Produto de uma Europa que começava a alagar os horizontes medievais, De Optimo Reipublicae Statu Deque Nova Insula Utopia (O Estado Ideal de uma República na Nova Ilha de Utopia) é maioritariamente o relato fantástico de Rafael Hitlodeu, um viajante português por mares distantes, que afirma ter passado cinco anos nesta ilha, uma sociedade «perfeita», da qual faz a apologia. A república de Utopia – que mais parece uma monarquia electiva, governada por um príncipe vitalício –, registava, nos seus anais, 1760 anos de história, desde a fundação até à narrativa. Uma história imutável, porque as suas bases, estabelecidas por Utopus, o fundador, foram rigorosamente seguidas desde então (nem poderia ser de outra forma, uma vez que a perfeição fora atingida). O relato, dividido em curtos capítulos explicativos dos mecanismos sociais de Utopia – a organização administrativa, a distribuição do trabalho, a guerra, a religião, etc. –, é um espelho das preocupações filosóficas da época, do humanismo nascente, e, simultaneamente um reparo às enormes injustiças cometidas pela sociedade de então. A descrição de uma sociedade justa, pela inexistência de propriedade privada ou moeda corrente, poderá ainda entusiasmar algumas almas – as apropriações que acima referi –, mas como poderão elas lidar com a existência de escravatura, com uma rigidez de costumes devedora do catolicismo medieval, ou a quase inamovível divisão das classes profissionais? Na minha opinião, este livro deve ser lido sem preconceito ideológico, e, sob esse prisma, não ficará muito distante das Viagens de Marco Polo, ou de Peregrinação. O fragmento que escolhi, provocatoriamente, pertence ao trecho «Dos Escravos».

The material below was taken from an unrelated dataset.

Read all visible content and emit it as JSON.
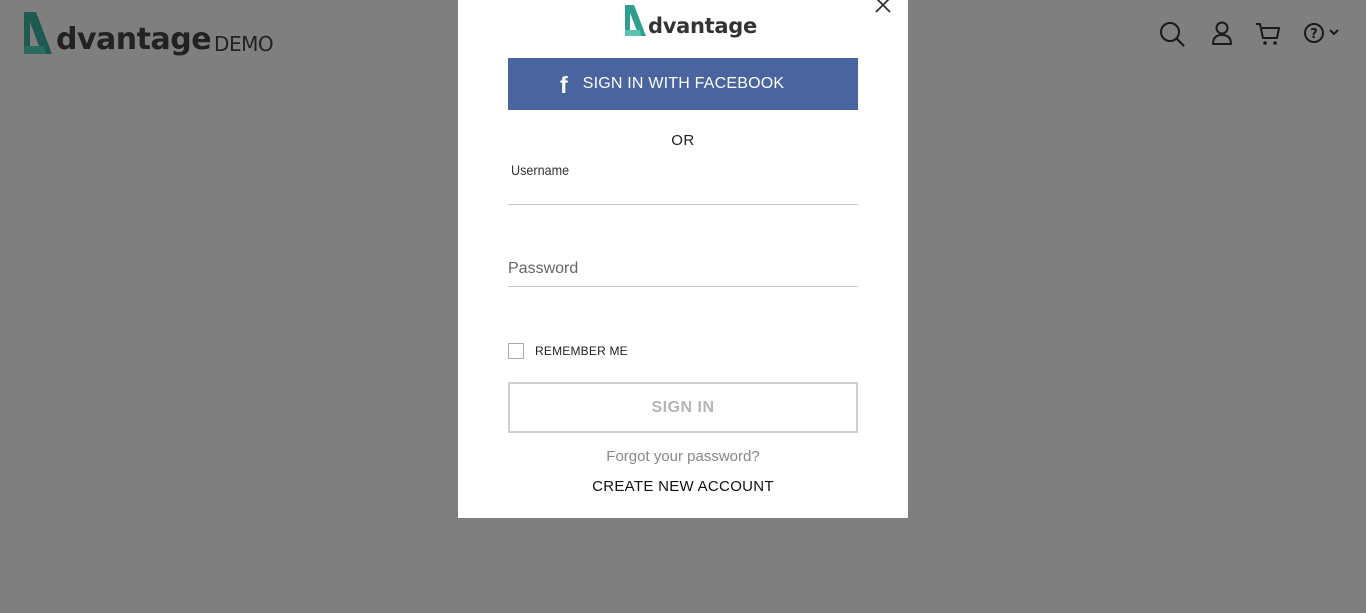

Nem todos os prisioneiros de guerra são indistintamente entregues à escravidão; mas unicamente os indivíduos pegados de armas na mão.
Os filhos de escravos não são escravos. O escravo estrangeiro torna-se livre ao tocar na terra da Utopia.
A servidão recai particularmente sobre os cidadãos culpáveis de grandes crimes e sobre os condenados à morte pertencentes ao estrangeiro. Estes são muito numerosos na Utopia; os utopianos vão mesmo procurá-los no exterior onde os compram a vil preço; algumas vezes obtêm-nos até de graça.
Todos os escravos são submetidos a um trabalho contínuo, e trazem correntes. Os que são tratados, porém, com mais rigor, são os indígenas, que são tidos como os mais miseráveis dos celerados, dignos de servir de exemplo aos outros por uma pior degradação. Com efeito, eles receberam todos os germes da virtude; aprenderam a ser felizes e bons, e, no entanto, abraçaram o crime.
Há ainda uma outra espécie de escravos, os trabalhadores pobres das regiões vizinhas que vêm se oferecer voluntariamente para trabalhar. São em tudo tratados como cidadãos; apenas são obrigados a trabalhar um pouco mais, uma vez que têm o hábito de fadiga maior. São livres de partir quando querem e nunca são devolvidos de mãos vazias.